Since late May, he seems to have acquiesced in the views of other Politburo Standing Committee members and retired party elders that resuscitating the economy, and in particular ironing out logistics snafus caused by the lockdown of major cities, should be given as much priority as the total elimination of Covid.
It is in Xi’s economic and political interest to convene the Party’s 20th congress as early as the start of September rather than wait until October or November as has been the case during the past 25 years. Once he secures his third term, he will find it easier to alter his Covid policy to bolster the economy.

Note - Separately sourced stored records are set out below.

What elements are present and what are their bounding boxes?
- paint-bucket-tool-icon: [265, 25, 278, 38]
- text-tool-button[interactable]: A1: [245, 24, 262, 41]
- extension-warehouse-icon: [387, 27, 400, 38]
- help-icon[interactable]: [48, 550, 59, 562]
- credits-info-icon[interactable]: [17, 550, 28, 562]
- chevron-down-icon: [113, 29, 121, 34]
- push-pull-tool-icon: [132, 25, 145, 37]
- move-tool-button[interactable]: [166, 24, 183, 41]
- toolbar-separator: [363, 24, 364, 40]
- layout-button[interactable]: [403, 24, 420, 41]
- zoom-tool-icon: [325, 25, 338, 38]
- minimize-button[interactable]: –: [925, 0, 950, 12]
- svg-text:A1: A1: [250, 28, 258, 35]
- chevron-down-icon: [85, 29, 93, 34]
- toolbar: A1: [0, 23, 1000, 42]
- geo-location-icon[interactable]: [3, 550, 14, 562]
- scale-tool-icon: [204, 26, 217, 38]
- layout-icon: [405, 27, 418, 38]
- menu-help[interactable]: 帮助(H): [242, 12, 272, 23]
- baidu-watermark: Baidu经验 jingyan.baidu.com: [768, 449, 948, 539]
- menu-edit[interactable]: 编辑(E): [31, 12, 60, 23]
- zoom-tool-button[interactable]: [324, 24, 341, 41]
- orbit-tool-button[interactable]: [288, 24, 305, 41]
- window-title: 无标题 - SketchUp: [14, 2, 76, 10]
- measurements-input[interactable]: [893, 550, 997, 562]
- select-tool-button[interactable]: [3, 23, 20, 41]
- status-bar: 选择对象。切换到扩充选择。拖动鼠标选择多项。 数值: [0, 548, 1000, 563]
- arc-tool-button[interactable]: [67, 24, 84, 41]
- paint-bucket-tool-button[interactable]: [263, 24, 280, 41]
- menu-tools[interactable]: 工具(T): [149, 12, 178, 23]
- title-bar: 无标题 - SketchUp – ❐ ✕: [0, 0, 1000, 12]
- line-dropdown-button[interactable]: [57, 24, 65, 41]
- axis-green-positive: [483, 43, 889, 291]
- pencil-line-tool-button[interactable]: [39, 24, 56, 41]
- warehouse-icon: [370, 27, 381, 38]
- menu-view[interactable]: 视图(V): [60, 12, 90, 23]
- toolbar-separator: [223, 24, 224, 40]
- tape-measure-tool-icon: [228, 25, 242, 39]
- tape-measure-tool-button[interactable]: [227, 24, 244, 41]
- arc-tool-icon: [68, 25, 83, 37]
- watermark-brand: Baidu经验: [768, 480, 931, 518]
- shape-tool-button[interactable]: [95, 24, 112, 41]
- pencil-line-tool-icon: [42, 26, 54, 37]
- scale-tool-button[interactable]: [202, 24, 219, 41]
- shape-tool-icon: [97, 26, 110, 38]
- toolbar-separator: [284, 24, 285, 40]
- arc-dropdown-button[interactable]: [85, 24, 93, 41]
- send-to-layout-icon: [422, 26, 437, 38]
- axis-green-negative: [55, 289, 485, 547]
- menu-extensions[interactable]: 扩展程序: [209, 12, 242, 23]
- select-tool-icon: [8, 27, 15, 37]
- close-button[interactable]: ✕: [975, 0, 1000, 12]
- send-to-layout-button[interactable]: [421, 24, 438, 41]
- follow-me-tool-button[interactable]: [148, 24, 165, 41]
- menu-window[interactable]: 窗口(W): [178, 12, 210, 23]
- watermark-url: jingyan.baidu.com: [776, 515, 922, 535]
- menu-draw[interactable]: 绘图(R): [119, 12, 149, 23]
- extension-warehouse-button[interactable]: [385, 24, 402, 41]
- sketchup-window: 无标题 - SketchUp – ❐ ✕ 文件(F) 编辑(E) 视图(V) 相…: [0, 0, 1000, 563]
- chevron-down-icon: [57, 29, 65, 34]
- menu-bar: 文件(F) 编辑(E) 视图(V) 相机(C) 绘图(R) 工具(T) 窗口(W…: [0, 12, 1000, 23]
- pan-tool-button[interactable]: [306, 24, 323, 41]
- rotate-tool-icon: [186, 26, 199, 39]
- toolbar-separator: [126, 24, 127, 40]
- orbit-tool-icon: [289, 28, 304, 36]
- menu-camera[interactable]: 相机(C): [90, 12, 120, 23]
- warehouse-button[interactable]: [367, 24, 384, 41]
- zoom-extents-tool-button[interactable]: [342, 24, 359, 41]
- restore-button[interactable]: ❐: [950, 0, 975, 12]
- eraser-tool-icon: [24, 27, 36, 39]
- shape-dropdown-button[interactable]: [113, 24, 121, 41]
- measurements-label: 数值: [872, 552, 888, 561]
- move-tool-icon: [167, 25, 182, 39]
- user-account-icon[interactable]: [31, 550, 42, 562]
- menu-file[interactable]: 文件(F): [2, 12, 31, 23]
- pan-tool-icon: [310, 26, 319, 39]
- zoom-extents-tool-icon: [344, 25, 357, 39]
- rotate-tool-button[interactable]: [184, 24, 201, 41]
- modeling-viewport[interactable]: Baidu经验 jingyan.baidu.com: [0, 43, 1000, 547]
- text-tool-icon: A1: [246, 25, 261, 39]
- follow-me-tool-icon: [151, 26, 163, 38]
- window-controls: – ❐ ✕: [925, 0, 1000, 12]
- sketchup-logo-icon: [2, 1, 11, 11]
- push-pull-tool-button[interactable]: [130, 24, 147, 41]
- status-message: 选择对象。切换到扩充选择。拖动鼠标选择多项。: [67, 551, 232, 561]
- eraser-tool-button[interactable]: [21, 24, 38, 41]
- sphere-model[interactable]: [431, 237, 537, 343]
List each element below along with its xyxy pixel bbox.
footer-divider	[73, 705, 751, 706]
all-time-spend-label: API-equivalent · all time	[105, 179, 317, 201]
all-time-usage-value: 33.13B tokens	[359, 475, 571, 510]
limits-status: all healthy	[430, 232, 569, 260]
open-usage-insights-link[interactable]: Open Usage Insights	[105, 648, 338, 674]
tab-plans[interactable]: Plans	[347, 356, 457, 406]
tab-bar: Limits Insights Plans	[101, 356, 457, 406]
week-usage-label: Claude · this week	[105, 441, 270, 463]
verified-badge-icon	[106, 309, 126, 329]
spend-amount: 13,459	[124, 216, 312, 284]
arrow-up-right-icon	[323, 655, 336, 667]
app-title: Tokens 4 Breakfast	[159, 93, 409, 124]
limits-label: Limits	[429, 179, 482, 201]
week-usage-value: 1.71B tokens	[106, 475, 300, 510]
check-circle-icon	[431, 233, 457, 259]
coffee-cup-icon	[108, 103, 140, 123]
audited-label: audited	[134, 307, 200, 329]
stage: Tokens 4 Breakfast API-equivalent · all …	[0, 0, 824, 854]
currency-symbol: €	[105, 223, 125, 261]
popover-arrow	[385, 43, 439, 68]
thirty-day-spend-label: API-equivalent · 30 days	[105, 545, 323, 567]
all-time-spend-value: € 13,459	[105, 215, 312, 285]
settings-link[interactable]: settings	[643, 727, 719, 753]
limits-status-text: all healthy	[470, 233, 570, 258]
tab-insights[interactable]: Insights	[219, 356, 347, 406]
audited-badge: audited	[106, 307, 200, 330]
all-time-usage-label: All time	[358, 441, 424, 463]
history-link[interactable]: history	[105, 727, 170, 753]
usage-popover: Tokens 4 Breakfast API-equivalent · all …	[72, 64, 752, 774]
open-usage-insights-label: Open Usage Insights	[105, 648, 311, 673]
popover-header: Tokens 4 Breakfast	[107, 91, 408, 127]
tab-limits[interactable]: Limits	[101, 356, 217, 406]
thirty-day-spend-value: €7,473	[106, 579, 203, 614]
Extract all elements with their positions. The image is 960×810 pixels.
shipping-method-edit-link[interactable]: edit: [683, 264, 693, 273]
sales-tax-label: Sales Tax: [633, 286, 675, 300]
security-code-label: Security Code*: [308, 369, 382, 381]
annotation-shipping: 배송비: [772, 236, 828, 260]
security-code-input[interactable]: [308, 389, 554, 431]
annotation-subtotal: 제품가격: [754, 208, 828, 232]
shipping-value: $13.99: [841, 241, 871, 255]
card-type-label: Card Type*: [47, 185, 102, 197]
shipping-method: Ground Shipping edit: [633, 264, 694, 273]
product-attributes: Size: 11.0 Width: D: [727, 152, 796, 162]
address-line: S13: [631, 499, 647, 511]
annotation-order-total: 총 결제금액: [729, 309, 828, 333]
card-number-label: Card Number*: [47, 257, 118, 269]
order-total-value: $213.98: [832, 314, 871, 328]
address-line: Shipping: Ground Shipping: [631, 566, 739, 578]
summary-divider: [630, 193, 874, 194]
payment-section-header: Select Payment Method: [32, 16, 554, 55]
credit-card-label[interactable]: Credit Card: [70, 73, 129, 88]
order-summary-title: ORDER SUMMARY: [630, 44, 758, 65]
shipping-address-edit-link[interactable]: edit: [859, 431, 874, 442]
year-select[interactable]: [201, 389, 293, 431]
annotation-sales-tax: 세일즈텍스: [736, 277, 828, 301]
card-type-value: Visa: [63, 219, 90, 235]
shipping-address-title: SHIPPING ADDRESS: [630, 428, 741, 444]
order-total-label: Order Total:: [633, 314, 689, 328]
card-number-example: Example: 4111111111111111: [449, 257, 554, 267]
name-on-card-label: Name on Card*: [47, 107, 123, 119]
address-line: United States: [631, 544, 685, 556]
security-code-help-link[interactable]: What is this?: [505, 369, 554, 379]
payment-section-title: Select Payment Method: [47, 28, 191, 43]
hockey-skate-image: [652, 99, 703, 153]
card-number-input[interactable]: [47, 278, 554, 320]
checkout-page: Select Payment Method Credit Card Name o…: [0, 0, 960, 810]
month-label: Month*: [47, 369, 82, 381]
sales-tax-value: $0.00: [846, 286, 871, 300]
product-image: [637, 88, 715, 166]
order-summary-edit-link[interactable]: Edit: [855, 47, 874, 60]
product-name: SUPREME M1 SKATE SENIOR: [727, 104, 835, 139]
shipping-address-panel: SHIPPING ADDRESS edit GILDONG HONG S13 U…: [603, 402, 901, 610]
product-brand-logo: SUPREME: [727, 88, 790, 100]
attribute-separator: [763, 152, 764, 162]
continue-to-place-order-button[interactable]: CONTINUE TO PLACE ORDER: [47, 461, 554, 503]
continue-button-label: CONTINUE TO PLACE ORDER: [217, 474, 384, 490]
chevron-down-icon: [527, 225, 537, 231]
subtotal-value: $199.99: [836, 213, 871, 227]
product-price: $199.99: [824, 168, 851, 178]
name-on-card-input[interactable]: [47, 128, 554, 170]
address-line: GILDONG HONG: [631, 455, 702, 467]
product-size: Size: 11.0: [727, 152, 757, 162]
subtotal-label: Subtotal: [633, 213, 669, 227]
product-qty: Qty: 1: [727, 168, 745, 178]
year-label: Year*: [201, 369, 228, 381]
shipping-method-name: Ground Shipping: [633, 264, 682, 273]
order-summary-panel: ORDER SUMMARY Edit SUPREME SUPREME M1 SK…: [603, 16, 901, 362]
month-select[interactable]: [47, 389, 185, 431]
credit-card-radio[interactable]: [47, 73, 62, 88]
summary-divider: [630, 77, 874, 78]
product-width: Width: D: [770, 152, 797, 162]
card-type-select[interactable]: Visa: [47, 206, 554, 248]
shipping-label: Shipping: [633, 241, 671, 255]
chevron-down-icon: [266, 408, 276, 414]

The most likely path is to segregate the vulnerable, who tend to be the non-productive parts of the population and allow the rest to build up natural immunity alongside continued efforts to improve domestic vaccines and treatments. But this approach is unlikely to be plain sailing.
The IMF’s April forecast for the US was 3.7% growth in 2022, which now ranks at the upper end of the range China can realistically reach. In late June, on a visit to Wuhan, the epicentre of the first Covid outbreak, Xi appeared to moderate his earlier enthusiasm for meeting the 2022 GDP target of 5.5%. “(We) are striving to achieve a sound level of economic development this year,” he said.
Sound economic development, though, is unlikely to be achieved in coming quarters when all Beijing can muster to steady the economy is old-style growth. China will become even more heavily indebted this year, given Xi’s continued dependence on jacking up growth by using debt to finance infrastructure and related projects.
The consumer will continue to be in the doldrums despite the authorities’ attempts at resuscitation as long as Beijing remains firm on redistributing income from the well-off urbanites to the poorer, and exacerbating the financial repression of households, as we have argued before.